The VAYHIT2 study tested a new medicine called ianalumab, used together with eltrombopag, a treatment many people with ITP may already know. The study focused on adults who:

• had primary ITP
• tried steroids but didn’t get a lasting response
• had low platelet counts (below 30)
• had not yet moved on to second‑line treatments

Researchers wanted to see whether adding ianalumab early—before trying other second‑line therapies—could help people get better platelet counts and stay stable for longer.

How Does Ianalumab Work?

Ianalumab is a type of medicine called a monoclonal antibody. In simple terms, it targets a specific part of the immune system called the BAFF receptor, which helps B‑cells survive. B‑cells are involved in the immune attack on platelets in ITP. By blocking this receptor, ianalumab aims to:

• reduce harmful B‑cells
• calm down the immune system
• help the body maintain healthier platelet levels

This approach is different from many current ITP treatments, which mainly focus on boosting platelet production rather than addressing the immune cause.

What Did the Study Find?

• People stayed stable for longer – The main goal of the study was to measure time to treatment failure—in other words, how long people could go before their platelets dropped again or they needed extra treatment. People who received ianalumab plus eltrombopag stayed stable much longer than those who received eltrombopag alone.
•  More people reached healthy platelet levels – At six months:
  • More people taking ianalumab reached platelet counts above 50
  • More people reached platelet counts above 100
  • More people had consistent, stable platelet results over time

This suggests that ianalumab may help people achieve stronger and more reliable responses.

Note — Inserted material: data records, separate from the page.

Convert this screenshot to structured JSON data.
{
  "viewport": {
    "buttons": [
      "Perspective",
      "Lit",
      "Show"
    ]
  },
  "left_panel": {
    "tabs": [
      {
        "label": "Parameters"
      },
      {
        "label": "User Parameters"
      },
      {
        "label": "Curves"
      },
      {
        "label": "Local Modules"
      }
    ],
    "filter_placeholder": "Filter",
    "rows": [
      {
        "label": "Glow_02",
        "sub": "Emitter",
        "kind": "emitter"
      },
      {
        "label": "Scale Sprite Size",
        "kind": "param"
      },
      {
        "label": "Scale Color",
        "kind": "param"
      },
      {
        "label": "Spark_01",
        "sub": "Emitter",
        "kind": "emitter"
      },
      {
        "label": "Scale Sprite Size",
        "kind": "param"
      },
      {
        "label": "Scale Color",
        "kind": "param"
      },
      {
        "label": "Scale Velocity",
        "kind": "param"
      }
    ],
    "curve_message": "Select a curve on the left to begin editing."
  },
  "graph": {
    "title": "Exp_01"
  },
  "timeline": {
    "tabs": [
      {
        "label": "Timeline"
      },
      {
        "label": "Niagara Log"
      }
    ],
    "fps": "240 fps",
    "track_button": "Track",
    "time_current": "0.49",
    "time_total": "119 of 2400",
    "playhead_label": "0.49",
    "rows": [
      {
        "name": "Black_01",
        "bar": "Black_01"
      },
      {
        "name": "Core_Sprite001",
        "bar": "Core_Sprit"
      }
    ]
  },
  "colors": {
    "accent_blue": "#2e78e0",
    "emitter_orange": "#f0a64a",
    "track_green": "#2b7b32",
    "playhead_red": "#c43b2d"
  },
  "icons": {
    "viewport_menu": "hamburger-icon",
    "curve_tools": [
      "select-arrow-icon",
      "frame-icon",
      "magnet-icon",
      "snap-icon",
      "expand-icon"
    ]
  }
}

• People felt less fatigue – Fatigue is one of the most common and frustrating symptoms of ITP. People taking ianalumab reported greater improvements in fatigue compared with those on placebo.
• Safety looked reassuring – Side effects were similar between the treatment groups. Importantly:
  • There was no increase in infections, even though ianalumab affects B‑cells
  • Most reactions were mild
  • Very few people stopped treatment because of side effects

Overall, the treatment was considered well-tolerated.

Why This Matters for People Living With ITP

The VAYHIT2 results suggest that using ianalumab early—right after steroids fail—might:

• help people reach stable platelet counts sooner
• reduce the need for multiple treatments
• improve quality of life
• possibly change the long‑term course of ITP

While more research is still needed, these findings offer real hope for a treatment that targets the immune cause of ITP, not just the symptoms.